Four years ago, Havard Business Review  wrote that Everybody wanted to be one, everybody claimed to be one. It had become the unbeatable pick-up line at trendy Silicon Valley venues.

I have always resisted calling myself so; not because I wanted to differ from the trend, nor did I want to play the false-humility card, but working with scientists at Stanford University had really put things in perspective. I could see and experience what “rocket science” meant to data, and how math and statistics heavy the domain was. I saw how experimental it could be.

While I appreciate that the term has made data appealing to a larger community, I feel it doesn’t represent what the discipline requires to lead a data revolution. Yes, science applied to massive data sets is changing the world. Yes, XYZ company’s research uncovered great findings thanks to data. For most business organizations though, the game changer lies elsewhere.

Companies cannot rely on a small group of individuals to change their game.

If algorithms can find new nuggets in the business with a high degree of confidence, the hardest part lies in understanding, acceptance, execution and the monitoring of those subsequent projects set to harvest these opportunities. Companies are comprised of people with a broad variety of aspirations and qualifications. They run on thousands of processes that focus on delivering values to customers while controlling the cost of production or service. Even when science delivers clear directions, there is still a whole challenge ahead: business transformation that will these outputs concrete.

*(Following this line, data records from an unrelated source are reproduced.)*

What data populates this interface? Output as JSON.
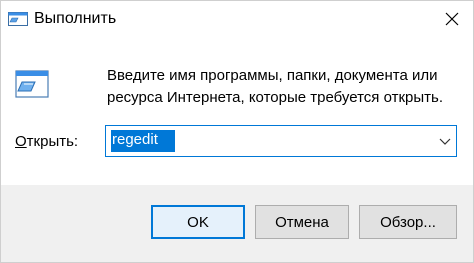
{
  "window": {
    "title": "Выполнить",
    "app_icon": "run-dialog-icon",
    "close_icon": "close-icon"
  },
  "content": {
    "icon": "run-app-icon",
    "description": "Введите имя программы, папки, документа или ресурса Интернета, которые требуется открыть.",
    "open_label_underlined": "О",
    "open_label_rest": "ткрыть:",
    "input_value": "regedit",
    "dropdown_icon": "chevron-down-icon"
  },
  "buttons": {
    "ok": "OK",
    "cancel": "Отмена",
    "browse": "Обзор..."
  },
  "colors": {
    "accent": "#0078d7",
    "panel": "#f0f0f0",
    "content_bg": "#ffffff"
  }
}
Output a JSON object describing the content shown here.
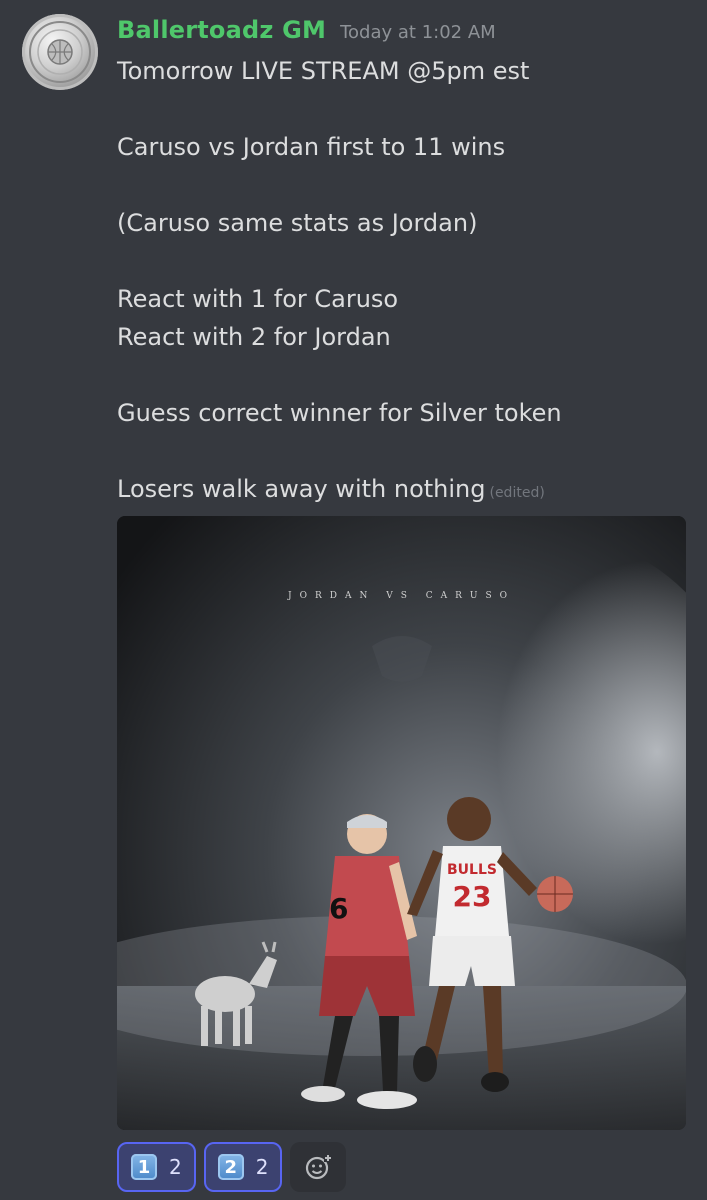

Today, I have tools that can monitor my sales in real time and see which customer profiles buy what, but how can my sales representative ingest this continuous flow of information? I can pinpoint very refined clusters in my customer base, but what can my marketing people do to properly target hundreds of them? I can seize an inventory reduction opportunity, but how will it play out in particular markets with legal constraints? I can draw complex diagrams and deliver bulletproof math, but how far can I go if my stakeholders can’t find an application to their field, let alone trust what they’ll see as a black box?

Companies need “data CEOs”—individuals with leadership on their data, their process, their contributors and internal clients, and on their technical solution design. Regardless of position, catching the data wave calls for an extension of responsibilities to ensure that the information flow we are accountable for is sustainable, valid and useful to the organization. Leading with data will take more than hard skills. Soft skills and business expertise often prevail sooner that we expect, as change and innovation are pushed in the organization. These qualities are much more commonly found than math and statistic knowledge. Properly grown and nurtured, they can create the pillars for a data-driven culture.

Most of us are way past due to begin a Ph.D. in math, and I doubt my cerebral capabilities would be up to the task anyway. However, I firmly believe that all of us can grasp the foundations of what it takes to become a Data CEO. After 12 seasons of teaching graduate, undergraduate and professionals at Stanford Continuing studies, I have witnessed the transformation of my students who’ve become inspired and pragmatic data driven professionals. It just takes open-mindedness, curiosity and eagerness to be challenged (and maybe a great instructor ;)?)

There is nothing complex in data processes for businesses, from transactions to insights. Once equipped with basic understanding and the proper lenses, analytics can become a very standard process which can be easily reproduced. Volumes and data types will vary, sources will change, processing may become more complex, but the foundation will always remain the same. The key is knowing who to call in IT, Data Science or in Finance & Operations and when to avoid building a “house of cards” solution and “sorcerer’s apprentice” math.

By mastering our core assets, (systems, data, people and processes) we can ensure better control of our field of responsibility and accountability while being a valuable counterpart to IT, Data scientist and our peers to whom we can clearly express our business needs, ideas and constraints. By knowing our options and trade-offs, we can initiate a true partner relationship that is often missing between business and technology teams.